Un frisson de satisfaction glacée me traversa. Je tenais la preuve que le signalement était frauduleux. Karine poursuivit :
— Je vais déposer une plainte pénale pour faux, usage de faux et dénonciation calomnieuse. Et on va exiger la levée immédiate de la suspension auprès du tribunal administratif. Avec les relevés bancaires, ça devrait passer vite.
— Et pour Chantal ?
— Elle ne pourra pas nier. Le juge d’instruction va certainement ordonner une perquisition dans ses locaux. Cette fois, elle risque la détention provisoire.
Je fermai les yeux un instant. Je pensais à ma cabane, aux murs qui commençaient à prendre l’humidité, au toit qui tiendrait mais qui n’attendait que moi. Je pensais à ce lac silencieux que j’aimais tant, et qui servait désormais de décor à une guerre d’usure.
Sophie, qui avait suivi l’appel sur haut-parleur, posa sa main sur mon épaule.
— Tu vas gagner, Lucas. Mais il faut qu’elle comprenne qu’elle ne contrôle plus rien. Ce sera douloureux pour elle.
— Pour elle ? C’est moi qui ai dû dormir avec un groupe électrogène de secours, qui ai passé des nuits à scruter des écrans de caméra. Je crois que la douleur, elle est déjà faite.

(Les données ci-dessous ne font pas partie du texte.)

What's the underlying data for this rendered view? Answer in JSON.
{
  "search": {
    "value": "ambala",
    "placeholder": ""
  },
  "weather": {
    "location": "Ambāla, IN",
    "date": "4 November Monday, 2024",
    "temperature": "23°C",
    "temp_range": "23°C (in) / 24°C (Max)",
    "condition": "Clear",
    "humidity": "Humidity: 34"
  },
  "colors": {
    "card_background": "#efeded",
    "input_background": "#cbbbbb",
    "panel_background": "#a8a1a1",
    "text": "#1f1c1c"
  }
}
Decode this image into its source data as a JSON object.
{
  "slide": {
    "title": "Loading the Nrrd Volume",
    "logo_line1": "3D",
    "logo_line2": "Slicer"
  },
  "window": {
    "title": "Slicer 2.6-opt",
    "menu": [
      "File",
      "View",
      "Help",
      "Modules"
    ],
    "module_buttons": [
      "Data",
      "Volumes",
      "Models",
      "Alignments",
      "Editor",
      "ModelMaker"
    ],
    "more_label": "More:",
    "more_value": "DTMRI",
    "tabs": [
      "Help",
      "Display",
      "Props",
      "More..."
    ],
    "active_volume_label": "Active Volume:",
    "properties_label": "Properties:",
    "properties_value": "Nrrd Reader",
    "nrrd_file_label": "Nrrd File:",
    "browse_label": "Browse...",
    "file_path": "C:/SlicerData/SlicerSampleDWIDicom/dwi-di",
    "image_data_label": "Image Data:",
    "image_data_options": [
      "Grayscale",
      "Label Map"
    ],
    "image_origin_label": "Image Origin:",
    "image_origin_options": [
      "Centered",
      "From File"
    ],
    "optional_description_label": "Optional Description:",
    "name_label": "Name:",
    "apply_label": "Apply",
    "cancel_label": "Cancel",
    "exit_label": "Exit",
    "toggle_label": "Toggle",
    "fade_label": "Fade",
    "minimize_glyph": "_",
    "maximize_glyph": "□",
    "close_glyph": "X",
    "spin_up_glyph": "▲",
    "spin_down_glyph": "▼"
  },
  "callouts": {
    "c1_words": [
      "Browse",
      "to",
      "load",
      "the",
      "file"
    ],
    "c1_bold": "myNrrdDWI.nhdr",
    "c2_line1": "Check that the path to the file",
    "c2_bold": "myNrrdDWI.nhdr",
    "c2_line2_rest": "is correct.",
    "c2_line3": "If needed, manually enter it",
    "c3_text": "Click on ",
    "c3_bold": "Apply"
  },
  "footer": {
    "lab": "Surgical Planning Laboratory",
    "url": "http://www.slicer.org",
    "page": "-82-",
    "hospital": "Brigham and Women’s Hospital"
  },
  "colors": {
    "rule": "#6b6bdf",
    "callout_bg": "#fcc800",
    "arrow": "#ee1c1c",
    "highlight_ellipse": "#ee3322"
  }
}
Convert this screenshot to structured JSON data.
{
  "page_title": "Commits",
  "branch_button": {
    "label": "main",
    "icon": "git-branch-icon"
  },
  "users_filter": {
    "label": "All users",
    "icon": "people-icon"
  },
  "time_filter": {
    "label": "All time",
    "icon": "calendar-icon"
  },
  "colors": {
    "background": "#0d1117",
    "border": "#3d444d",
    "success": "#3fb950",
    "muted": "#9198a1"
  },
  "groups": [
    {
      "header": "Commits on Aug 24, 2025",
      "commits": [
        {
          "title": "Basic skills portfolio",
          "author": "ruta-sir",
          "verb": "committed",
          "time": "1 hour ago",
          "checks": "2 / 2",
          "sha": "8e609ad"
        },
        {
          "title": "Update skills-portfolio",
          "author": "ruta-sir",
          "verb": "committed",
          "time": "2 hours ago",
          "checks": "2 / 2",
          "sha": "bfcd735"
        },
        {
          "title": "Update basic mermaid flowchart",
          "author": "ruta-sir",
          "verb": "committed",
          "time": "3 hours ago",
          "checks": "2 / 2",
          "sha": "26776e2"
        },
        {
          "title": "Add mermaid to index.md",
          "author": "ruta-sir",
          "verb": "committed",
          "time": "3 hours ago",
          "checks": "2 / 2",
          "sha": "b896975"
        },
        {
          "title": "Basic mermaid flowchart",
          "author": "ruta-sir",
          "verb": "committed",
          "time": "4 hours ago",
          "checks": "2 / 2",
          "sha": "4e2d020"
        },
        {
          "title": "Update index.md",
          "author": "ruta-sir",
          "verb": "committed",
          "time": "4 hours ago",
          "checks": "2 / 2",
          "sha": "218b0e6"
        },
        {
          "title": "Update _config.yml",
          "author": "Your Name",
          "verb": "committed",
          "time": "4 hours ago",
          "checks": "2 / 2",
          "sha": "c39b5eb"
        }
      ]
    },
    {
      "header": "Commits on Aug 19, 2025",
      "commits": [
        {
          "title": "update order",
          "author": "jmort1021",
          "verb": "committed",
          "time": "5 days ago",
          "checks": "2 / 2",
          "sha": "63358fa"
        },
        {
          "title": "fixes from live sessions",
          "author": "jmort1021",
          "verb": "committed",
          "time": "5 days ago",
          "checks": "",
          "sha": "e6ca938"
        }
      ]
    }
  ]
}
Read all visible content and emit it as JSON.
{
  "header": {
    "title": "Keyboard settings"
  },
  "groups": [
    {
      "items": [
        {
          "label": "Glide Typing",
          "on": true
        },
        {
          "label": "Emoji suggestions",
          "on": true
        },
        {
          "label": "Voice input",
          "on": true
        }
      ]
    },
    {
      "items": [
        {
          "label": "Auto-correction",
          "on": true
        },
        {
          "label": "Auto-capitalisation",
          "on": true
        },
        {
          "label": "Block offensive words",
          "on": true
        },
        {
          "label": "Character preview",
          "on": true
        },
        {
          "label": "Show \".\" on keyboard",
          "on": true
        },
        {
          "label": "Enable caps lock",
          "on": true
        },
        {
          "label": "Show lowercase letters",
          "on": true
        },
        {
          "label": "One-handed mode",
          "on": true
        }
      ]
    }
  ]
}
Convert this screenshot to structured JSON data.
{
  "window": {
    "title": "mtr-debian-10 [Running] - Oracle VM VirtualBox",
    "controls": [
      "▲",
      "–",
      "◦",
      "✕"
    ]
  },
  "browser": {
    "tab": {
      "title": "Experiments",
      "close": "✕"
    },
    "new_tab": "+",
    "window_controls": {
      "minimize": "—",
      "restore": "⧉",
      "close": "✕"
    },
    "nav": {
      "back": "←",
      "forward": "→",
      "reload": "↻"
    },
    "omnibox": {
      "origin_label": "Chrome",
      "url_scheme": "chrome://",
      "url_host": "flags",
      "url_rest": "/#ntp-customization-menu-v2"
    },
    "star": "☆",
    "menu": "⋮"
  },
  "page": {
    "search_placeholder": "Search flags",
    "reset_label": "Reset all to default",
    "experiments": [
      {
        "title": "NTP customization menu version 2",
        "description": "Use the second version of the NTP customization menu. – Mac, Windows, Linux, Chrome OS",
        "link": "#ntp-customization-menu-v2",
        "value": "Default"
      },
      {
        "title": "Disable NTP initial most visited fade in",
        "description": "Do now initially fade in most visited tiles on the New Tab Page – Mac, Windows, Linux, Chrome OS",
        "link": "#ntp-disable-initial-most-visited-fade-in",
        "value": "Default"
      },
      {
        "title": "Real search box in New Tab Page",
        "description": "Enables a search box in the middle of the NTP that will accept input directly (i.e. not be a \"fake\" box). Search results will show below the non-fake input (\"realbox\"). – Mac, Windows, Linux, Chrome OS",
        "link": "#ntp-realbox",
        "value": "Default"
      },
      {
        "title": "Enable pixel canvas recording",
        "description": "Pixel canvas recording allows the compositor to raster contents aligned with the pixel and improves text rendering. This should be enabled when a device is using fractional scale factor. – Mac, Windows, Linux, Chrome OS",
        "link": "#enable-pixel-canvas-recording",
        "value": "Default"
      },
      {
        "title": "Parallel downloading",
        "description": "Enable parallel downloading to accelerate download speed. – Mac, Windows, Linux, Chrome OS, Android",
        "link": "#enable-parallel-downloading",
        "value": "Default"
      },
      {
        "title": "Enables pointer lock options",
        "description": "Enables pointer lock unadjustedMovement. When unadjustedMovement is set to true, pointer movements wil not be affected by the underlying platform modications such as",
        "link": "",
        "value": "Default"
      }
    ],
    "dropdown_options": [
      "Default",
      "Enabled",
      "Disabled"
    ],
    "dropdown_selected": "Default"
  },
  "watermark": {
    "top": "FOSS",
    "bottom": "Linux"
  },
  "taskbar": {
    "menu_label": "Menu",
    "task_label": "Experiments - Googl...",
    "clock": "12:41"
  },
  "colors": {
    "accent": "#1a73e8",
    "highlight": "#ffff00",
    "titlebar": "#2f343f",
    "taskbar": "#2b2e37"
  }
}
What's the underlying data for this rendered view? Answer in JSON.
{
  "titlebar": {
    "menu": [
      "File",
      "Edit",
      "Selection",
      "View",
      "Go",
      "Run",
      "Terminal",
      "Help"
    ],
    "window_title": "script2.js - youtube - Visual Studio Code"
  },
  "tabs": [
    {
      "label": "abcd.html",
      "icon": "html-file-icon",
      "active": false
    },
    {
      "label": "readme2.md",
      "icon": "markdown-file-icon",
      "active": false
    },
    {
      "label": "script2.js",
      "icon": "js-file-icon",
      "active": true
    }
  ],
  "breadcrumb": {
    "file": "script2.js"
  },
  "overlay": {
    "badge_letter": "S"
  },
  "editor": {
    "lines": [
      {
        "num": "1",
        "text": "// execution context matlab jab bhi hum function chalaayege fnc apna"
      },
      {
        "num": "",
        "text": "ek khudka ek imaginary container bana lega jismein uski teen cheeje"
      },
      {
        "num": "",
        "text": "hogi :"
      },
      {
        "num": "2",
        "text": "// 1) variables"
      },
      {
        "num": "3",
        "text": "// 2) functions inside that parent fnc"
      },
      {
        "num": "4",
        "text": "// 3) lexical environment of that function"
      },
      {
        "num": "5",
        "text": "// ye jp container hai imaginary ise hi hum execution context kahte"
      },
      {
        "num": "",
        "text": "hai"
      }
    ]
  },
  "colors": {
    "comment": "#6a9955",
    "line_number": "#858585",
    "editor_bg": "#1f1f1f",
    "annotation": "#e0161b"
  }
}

Le lendemain matin, j’appelai l’adjudant Mercier. Je lui transmis les éléments bancaires. Il promit d’ouvrir une enquête pour manœuvres frauduleuses. Dans l’après-midi, je retournai sur mon chantier. La neige avait recouvert les bastaings. Je déblayai à la pelle, le geste lourd, mais le cœur plus léger. La machine judiciaire avançait. Chantal venait de commettre sa dernière erreur.
En attendant le référé, je décidai de cadenasser l’accès au terrain avec un portique métallique, et d’installer une troisième caméra, braquée sur la boîte aux lettres. Car je savais que les désespérés ne reculent jamais sans une dernière tentative. Et cette fois, je serais prêt à filmer chaque geste, chaque ombre et chaque mensonge.
PARTIE 4
La nouvelle tomba un mardi, au moment où la lumière rasait les crêtes enneigées. Karine Lefèvre m’appela alors que je fixais le portique métallique à l’entrée du chantier. Sa voix avait cette gravité calme qui précède les grandes annonces.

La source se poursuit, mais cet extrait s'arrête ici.